As she approached her 1st birthday and continues now that she has reached the 15-month mark, Madelyn eats breakfast at 7:30 am, lunch from 11:30-noon, enjoys a snack after her nap at 3:00 pm, and has dinner with her parents around 6:30 pm.  Nothing is consumed between the end of dinner and her 8:00 pm bedtime.

Mother Nature instilled within our little one the innate ability to slowly and seamlessly shift from one method of feeding to another. Now responding to a new circadian rhythm, Madelyn’s body ends up being on an overnight fast of approximately 13 hours, having consumed all of her calories between an 11- hour time frame.

Is this an example of evolution, the body’s attempt at self-cleansing? It is a question worth pondering.

Take-Away Message

Just as in program designs for clients, there is not a single method of consuming and timing nutrition that suits every individual. Often clients ask us to recommend “the best meal plan” for them to follow in order to achieve the desired results. We need to remember that each of us is unique in every way, including how our bodies metabolize, digest and burn food for fuel.

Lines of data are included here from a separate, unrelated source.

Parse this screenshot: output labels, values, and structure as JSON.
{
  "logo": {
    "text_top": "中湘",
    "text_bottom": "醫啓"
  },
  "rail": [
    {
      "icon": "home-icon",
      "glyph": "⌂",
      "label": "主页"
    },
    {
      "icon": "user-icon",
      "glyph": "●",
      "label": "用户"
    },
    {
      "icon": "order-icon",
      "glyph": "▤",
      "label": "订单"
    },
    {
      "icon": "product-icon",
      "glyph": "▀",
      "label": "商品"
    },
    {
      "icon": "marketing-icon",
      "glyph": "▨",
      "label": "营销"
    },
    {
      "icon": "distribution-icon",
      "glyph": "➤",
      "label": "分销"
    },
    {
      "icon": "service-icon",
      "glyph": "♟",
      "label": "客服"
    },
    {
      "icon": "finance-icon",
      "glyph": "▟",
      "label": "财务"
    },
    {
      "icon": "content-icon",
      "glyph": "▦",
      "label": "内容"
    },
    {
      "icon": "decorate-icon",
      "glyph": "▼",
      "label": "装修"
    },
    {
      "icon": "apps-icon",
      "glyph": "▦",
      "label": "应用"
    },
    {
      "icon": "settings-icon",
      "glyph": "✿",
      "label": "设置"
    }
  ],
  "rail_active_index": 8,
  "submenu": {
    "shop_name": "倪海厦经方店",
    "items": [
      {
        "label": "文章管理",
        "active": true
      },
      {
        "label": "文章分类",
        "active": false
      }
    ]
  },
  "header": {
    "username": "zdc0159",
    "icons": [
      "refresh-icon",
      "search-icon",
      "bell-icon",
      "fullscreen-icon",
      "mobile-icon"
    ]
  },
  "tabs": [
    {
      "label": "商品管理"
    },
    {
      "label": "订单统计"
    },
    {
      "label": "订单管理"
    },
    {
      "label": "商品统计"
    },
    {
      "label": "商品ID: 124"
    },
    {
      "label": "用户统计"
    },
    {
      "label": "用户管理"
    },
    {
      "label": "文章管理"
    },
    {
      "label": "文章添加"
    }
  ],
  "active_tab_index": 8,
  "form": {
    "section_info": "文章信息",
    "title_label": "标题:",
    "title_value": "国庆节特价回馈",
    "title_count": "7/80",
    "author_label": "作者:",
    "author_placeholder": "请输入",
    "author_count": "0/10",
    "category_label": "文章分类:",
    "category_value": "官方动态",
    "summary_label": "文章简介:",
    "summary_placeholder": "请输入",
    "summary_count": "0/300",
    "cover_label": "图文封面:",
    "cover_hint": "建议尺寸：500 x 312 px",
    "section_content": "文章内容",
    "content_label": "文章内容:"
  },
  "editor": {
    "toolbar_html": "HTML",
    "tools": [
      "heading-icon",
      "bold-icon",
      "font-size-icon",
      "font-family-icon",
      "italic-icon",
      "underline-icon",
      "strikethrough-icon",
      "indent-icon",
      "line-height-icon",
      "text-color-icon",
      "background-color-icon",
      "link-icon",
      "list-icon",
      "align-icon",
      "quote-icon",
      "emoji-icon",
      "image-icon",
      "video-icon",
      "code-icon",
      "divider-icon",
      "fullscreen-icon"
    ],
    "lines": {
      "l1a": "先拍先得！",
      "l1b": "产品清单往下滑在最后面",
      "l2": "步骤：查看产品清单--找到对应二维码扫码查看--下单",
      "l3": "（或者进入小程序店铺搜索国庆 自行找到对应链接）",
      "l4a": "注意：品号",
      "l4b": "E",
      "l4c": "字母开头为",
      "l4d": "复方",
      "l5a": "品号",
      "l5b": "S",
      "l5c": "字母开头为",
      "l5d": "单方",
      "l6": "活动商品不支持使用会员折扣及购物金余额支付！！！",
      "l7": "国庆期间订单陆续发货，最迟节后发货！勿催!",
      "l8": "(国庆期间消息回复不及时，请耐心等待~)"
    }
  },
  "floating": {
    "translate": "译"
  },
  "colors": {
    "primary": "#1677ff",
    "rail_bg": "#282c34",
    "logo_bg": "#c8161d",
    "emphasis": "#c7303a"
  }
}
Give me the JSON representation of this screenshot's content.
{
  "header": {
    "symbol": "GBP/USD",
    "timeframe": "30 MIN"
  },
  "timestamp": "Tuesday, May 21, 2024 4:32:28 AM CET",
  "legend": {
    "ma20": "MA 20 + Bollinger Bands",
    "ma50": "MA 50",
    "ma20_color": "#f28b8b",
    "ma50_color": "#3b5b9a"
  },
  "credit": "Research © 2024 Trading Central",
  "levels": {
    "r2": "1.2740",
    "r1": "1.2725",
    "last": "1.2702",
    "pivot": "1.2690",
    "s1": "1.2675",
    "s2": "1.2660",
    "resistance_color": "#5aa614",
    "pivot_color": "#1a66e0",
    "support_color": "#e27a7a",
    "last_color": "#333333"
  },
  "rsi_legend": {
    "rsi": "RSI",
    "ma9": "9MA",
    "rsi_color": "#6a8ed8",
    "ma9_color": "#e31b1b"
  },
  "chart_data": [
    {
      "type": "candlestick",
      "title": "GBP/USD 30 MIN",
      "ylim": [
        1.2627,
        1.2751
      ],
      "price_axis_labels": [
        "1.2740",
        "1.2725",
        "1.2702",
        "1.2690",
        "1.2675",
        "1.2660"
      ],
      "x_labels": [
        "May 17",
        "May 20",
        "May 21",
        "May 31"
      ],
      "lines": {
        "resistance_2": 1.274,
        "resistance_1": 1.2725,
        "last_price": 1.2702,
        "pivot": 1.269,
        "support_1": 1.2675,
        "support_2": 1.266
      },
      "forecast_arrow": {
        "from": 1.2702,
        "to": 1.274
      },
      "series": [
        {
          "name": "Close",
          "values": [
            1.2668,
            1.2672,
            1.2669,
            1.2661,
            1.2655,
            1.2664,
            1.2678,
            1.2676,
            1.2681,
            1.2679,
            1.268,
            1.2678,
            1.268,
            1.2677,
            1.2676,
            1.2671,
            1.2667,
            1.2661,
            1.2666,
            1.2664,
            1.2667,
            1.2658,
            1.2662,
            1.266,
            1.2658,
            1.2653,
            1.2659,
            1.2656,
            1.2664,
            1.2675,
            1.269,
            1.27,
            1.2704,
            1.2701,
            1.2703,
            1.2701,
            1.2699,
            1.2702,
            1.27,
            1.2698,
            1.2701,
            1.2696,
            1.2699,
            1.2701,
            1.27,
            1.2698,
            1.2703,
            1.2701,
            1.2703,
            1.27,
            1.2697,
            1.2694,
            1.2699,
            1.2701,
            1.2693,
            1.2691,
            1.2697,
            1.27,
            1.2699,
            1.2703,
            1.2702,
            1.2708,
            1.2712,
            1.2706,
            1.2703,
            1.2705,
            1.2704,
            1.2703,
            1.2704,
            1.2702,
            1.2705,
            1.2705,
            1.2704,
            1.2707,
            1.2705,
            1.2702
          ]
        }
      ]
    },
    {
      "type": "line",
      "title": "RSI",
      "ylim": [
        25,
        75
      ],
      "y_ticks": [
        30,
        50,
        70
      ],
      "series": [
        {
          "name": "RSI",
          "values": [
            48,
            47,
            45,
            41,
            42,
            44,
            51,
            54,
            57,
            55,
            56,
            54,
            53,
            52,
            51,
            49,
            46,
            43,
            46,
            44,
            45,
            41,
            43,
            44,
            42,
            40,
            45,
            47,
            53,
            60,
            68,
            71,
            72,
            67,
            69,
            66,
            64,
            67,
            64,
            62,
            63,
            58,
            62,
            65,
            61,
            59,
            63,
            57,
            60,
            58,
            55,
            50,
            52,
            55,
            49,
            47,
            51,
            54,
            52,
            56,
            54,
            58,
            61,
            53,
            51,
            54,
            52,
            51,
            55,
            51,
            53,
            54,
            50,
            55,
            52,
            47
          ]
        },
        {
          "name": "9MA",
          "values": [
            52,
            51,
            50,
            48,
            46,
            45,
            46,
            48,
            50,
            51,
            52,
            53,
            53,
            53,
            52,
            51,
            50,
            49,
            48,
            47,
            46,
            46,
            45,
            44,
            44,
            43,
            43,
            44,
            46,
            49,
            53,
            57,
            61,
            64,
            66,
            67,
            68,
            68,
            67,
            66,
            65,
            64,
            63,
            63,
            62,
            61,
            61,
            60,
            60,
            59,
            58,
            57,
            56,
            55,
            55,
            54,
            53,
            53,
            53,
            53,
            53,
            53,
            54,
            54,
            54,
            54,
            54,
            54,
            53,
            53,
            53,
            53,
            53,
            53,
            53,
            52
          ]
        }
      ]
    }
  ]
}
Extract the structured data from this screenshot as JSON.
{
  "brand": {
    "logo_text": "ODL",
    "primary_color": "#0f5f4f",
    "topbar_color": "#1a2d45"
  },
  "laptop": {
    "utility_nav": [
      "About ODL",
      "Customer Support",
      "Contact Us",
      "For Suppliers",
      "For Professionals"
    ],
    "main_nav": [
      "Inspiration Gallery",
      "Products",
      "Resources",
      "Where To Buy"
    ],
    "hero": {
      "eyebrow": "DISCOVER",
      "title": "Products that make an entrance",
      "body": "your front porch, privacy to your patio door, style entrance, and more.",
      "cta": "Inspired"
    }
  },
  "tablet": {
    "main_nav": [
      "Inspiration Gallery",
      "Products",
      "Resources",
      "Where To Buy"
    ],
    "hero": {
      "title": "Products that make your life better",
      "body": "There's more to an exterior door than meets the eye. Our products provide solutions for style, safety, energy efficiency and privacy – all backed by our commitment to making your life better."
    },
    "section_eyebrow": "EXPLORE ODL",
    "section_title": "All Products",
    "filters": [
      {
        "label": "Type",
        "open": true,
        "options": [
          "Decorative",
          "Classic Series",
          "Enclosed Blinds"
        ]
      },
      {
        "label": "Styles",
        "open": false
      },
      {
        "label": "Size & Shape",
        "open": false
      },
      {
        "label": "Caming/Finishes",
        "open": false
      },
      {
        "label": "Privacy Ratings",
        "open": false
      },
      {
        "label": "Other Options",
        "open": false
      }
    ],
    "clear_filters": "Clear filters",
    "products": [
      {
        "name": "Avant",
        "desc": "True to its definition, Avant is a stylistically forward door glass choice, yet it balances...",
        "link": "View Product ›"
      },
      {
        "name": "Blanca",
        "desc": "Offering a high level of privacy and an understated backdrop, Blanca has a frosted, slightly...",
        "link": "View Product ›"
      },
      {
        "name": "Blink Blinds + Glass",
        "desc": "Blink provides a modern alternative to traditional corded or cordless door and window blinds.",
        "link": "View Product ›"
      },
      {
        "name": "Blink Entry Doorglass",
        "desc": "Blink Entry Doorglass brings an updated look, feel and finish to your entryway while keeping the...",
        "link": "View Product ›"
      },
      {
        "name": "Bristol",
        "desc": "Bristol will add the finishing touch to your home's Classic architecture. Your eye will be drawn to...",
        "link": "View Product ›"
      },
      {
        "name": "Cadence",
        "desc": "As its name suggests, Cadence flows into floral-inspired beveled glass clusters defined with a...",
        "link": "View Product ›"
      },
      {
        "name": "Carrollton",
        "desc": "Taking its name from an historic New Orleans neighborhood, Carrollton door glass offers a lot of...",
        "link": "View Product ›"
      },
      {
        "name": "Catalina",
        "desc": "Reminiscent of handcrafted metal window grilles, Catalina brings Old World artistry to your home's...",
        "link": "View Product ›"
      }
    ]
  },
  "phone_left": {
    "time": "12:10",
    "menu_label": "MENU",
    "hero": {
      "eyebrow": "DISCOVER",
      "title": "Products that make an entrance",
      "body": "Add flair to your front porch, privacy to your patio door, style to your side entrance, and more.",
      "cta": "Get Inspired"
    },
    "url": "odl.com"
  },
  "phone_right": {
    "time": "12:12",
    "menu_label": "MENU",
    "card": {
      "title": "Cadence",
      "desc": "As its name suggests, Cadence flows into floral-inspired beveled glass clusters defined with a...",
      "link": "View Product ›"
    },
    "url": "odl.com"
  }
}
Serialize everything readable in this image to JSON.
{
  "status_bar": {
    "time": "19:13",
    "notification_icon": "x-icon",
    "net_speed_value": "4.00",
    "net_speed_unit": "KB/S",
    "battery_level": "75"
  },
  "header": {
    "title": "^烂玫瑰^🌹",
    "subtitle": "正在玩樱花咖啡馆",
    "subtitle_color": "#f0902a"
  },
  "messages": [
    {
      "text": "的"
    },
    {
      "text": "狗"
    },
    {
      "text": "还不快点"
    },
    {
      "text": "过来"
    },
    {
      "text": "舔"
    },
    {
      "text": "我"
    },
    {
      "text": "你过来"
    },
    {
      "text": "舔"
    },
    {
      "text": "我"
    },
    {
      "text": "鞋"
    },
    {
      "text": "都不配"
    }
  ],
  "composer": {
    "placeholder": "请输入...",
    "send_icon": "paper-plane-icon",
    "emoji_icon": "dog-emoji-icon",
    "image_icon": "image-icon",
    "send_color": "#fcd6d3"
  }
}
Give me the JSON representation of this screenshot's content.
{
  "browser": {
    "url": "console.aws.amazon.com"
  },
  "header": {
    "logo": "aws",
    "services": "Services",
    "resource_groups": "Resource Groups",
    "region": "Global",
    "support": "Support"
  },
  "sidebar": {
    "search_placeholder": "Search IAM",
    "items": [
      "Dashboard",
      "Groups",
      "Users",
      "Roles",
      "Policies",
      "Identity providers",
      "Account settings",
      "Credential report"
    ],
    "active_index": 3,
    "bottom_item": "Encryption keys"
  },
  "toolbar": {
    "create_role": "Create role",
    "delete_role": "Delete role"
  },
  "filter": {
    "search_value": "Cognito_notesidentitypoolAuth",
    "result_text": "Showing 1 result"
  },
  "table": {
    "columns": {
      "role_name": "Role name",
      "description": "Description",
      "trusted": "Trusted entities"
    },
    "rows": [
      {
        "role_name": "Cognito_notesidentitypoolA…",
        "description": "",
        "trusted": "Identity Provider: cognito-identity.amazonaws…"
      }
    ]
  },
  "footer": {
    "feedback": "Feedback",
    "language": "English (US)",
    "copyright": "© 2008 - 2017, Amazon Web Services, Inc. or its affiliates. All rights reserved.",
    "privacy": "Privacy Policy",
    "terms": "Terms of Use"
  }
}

Intermittent fasting is simply one tool in the toolbox, a choice to present to clients in much the same way that we can either promote protein/vitamin/mineral supplementation or a diet of real, whole foods. The overriding importance is an overall healthy approach to living.

We cannot expect a single aspect to be the panacea for every health challenge we may face during our lifetimes. However, by slowly experimenting with a variety of approaches, we can assist our clients in ultimately paving the way for an optimal nutrition/workout plan to meet each one’s unique goals.

Have you had experience with intermittent fasting versus a typical bodybuilding nutrition method?












Cathleen Kronemer

Cathleen Kronemer is an NFPT CEC writer and a member of the NFPT Certification Council Board. Cathleen is an AFAA-Certified Group Exercise Instructor, NSCA-Certified Personal Trainer, ACE-Certified Health Coach, former competitive bodybuilder and freelance writer. She is employed at the Jewish Community Center in St. Louis, MO. Cathleen has been involved in the fitness industry for over three decades. Feel free to contact her at trainhard@kronemer.com. She welcomes your feedback and your comments!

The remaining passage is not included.